Una volta quantificato l'ammontare complessivo del credito spettante l'esercente
potrà:
- detrarre l'ammontare del credito spettante dal proprio debito IVA del
mese (o del trimestre);
e/o
- compensare l'ammontare del credito spettante con le diverse somme che,
nel mese, lo stesso dovrà versare tramite il Mod. F 24. A tal fine,
il contribuente dovrà utilizzare il codice-tributo 6604
da riportare nella colonna "importi a credito compensati"
del Mod. F 24. Il periodo di riferimento da indicare sullo stesso
modello deve essere l'anno in cui si effettua la compensazione del credito.

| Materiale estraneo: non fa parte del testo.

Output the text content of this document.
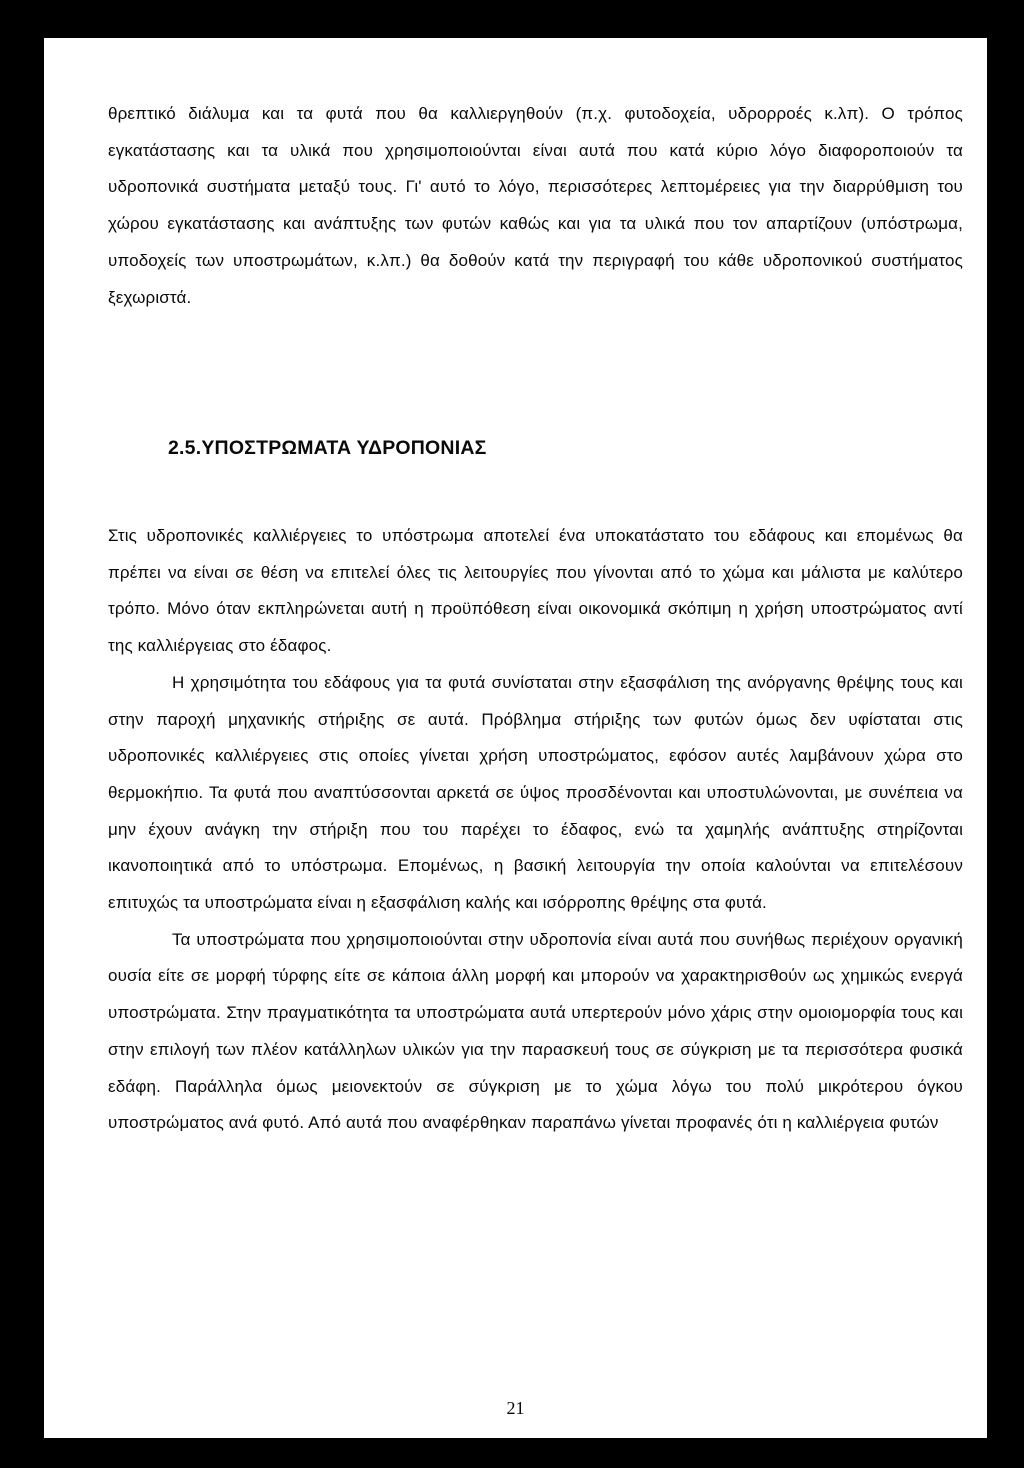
θρεπτικό διάλυμα και τα φυτά που θα καλλιεργηθούν (π.χ. φυτοδοχεία, υδρορροές κ.λπ). Ο τρόπος εγκατάστασης και τα υλικά που χρησιμοποιούνται είναι αυτά που κατά κύριο λόγο διαφοροποιούν τα υδροπονικά συστήματα μεταξύ τους. Γι' αυτό το λόγο, περισσότερες λεπτομέρειες για την διαρρύθμιση του χώρου εγκατάστασης και ανάπτυξης των φυτών καθώς και για τα υλικά που τον απαρτίζουν (υπόστρωμα, υποδοχείς των υποστρωμάτων, κ.λπ.) θα δοθούν κατά την περιγραφή του κάθε υδροπονικού συστήματος ξεχωριστά.

2.5.ΥΠΟΣΤΡΩΜΑΤΑ ΥΔΡΟΠΟΝΙΑΣ

Στις υδροπονικές καλλιέργειες το υπόστρωμα αποτελεί ένα υποκατάστατο του εδάφους και επομένως θα πρέπει να είναι σε θέση να επιτελεί όλες τις λειτουργίες που γίνονται από το χώμα και μάλιστα με καλύτερο τρόπο. Μόνο όταν εκπληρώνεται αυτή η προϋπόθεση είναι οικονομικά σκόπιμη η χρήση υποστρώματος αντί της καλλιέργειας στο έδαφος.

Η χρησιμότητα του εδάφους για τα φυτά συνίσταται στην εξασφάλιση της ανόργανης θρέψης τους και στην παροχή μηχανικής στήριξης σε αυτά. Πρόβλημα στήριξης των φυτών όμως δεν υφίσταται στις υδροπονικές καλλιέργειες στις οποίες γίνεται χρήση υποστρώματος, εφόσον αυτές λαμβάνουν χώρα στο θερμοκήπιο. Τα φυτά που αναπτύσσονται αρκετά σε ύψος προσδένονται και υποστυλώνονται, με συνέπεια να μην έχουν ανάγκη την στήριξη που του παρέχει το έδαφος, ενώ τα χαμηλής ανάπτυξης στηρίζονται ικανοποιητικά από το υπόστρωμα. Επομένως, η βασική λειτουργία την οποία καλούνται να επιτελέσουν επιτυχώς τα υποστρώματα είναι η εξασφάλιση καλής και ισόρροπης θρέψης στα φυτά.

Τα υποστρώματα που χρησιμοποιούνται στην υδροπονία είναι αυτά που συνήθως περιέχουν οργανική ουσία είτε σε μορφή τύρφης είτε σε κάποια άλλη μορφή και μπορούν να χαρακτηρισθούν ως χημικώς ενεργά υποστρώματα. Στην πραγματικότητα τα υποστρώματα αυτά υπερτερούν μόνο χάρις στην ομοιομορφία τους και στην επιλογή των πλέον κατάλληλων υλικών για την παρασκευή τους σε σύγκριση με τα περισσότερα φυσικά εδάφη. Παράλληλα όμως μειονεκτούν σε σύγκριση με το χώμα λόγω του πολύ μικρότερου όγκου υποστρώματος ανά φυτό. Από αυτά που αναφέρθηκαν παραπάνω γίνεται προφανές ότι η καλλιέργεια φυτών

21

I crediti d'imposta potranno essere recuperati dai contribuenti quantomeno
nell'ambito del quinquiennio successivo.
Il credito d'imposta non concorre alla formazione del reddito imponibile
ai fini dell'IRPEF o dell'IRPEG.
Si suggerisce di annotare a quali film si riferisce il credito d'imposta
recuperato nel periodo, specificando i seguenti dati: titolo, nazionalità,
periodo programmazione, tipologia del credito d'imposta e relativa percentuale,
ammontare del credito.
Dalla
data di entrata in vigore del D.lgs.
Urbani del 22 gennaio 2004 n.28 (pubblicato sulla G.U.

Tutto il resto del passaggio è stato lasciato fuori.